肉奴隷とご主人様/女王様、この二者の関係だけで調教が完結しているうちは、ある意味では肉奴隷にとっては、何をされようとも我慢できるし、虐げられることが喜びでさえあるといえる。

 しかし、プレイや調教はエスカレートするものである。次第に刺激に慣れてしまい、より酷い責めを行うようになってゆくのが自然である。これは主の側だけでなく、肉奴隷の側も(内心に葛藤はあるものの)望んでそうなることが多い。

 より強い刺激、より絶対的な服従を求めるために、しばしば行われるのが「貸し出し」である。これは、主の命令で他人に抱かれたり、SMプレイや調教を受けることである。

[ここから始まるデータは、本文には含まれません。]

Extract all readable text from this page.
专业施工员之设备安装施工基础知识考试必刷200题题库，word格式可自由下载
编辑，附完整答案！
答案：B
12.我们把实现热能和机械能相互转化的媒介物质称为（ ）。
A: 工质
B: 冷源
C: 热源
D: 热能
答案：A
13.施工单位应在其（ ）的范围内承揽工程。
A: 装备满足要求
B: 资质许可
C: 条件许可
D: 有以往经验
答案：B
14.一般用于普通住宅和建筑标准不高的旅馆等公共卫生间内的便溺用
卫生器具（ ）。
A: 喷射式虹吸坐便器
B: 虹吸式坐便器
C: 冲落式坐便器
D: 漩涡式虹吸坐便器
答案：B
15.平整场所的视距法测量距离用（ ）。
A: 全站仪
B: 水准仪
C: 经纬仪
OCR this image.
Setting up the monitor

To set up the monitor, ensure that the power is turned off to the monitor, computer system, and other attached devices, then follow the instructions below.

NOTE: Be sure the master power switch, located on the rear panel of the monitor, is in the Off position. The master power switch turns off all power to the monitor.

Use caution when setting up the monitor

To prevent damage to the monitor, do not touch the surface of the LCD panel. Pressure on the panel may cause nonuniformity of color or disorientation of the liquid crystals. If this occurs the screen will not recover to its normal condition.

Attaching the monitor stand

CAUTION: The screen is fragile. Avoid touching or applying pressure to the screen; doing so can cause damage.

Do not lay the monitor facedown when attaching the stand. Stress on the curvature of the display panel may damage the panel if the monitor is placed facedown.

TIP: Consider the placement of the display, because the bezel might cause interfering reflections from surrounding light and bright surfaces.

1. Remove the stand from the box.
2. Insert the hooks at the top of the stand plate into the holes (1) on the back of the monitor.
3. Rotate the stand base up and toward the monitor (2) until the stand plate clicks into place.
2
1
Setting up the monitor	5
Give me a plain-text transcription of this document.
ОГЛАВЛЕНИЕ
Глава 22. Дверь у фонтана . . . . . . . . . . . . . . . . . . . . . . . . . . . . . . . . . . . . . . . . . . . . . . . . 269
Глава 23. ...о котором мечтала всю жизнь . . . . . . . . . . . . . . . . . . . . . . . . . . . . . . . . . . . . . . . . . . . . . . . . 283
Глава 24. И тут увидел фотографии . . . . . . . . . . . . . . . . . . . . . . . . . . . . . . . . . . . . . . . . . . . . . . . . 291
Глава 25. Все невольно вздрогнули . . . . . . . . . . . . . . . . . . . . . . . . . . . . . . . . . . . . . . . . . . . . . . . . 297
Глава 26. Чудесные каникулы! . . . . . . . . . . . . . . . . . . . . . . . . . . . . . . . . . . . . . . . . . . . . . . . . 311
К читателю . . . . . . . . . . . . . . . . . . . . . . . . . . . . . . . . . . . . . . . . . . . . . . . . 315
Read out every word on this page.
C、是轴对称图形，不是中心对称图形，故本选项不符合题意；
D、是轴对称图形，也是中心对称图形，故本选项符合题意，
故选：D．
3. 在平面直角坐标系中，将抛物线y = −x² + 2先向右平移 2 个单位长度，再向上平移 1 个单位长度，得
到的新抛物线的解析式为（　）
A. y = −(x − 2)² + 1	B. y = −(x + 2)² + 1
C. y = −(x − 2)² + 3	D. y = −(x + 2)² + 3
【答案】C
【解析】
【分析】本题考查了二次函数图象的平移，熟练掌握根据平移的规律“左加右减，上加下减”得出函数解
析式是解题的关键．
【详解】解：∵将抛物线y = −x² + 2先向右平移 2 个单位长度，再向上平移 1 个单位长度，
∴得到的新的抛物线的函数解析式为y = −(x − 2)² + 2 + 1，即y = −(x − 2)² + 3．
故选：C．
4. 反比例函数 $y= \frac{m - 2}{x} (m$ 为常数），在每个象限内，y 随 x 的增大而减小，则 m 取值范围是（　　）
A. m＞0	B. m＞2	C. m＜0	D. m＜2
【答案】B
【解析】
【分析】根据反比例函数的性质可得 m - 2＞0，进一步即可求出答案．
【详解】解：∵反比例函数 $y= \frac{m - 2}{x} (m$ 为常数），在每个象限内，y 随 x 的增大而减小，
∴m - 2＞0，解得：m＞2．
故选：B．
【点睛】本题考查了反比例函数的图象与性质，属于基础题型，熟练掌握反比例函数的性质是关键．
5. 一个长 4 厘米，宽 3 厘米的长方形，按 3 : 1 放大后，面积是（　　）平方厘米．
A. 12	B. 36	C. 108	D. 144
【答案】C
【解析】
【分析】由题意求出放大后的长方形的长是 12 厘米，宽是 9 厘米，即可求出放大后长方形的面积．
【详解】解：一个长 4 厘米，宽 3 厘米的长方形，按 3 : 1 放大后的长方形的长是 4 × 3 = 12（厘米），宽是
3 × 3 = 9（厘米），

 主の目の前でそれが行われるケースもあれば、主のいない場に連れて行かれる場合もある。前者の場合、ビデオ撮影等を含めて主がコントロールできると考えられるが、後者の場合は何をされるかはわからない恐怖がある。

 もちろん、貸出先と主の関係から、うかつなことをして以後の貸し出しをとめられては困るという心理は、多くのケースで働くだろう。しかし、危険であることに変わりはない。

 ご主人様/女王様だけに捧げた身といいながらも、その命令に次第によって、肉奴隷は他人に好きなように嬲られなくてはならない。そして、その命令に従うことで、敬愛と服従を示せということだ。

 すべての主がこうしたやり方を好むわけではないが、貸し出しに興奮する性癖は多くのサディストが持っているように感じられる。肉奴隷になるということは、その可能性を受け入れる覚悟を持つということでもある。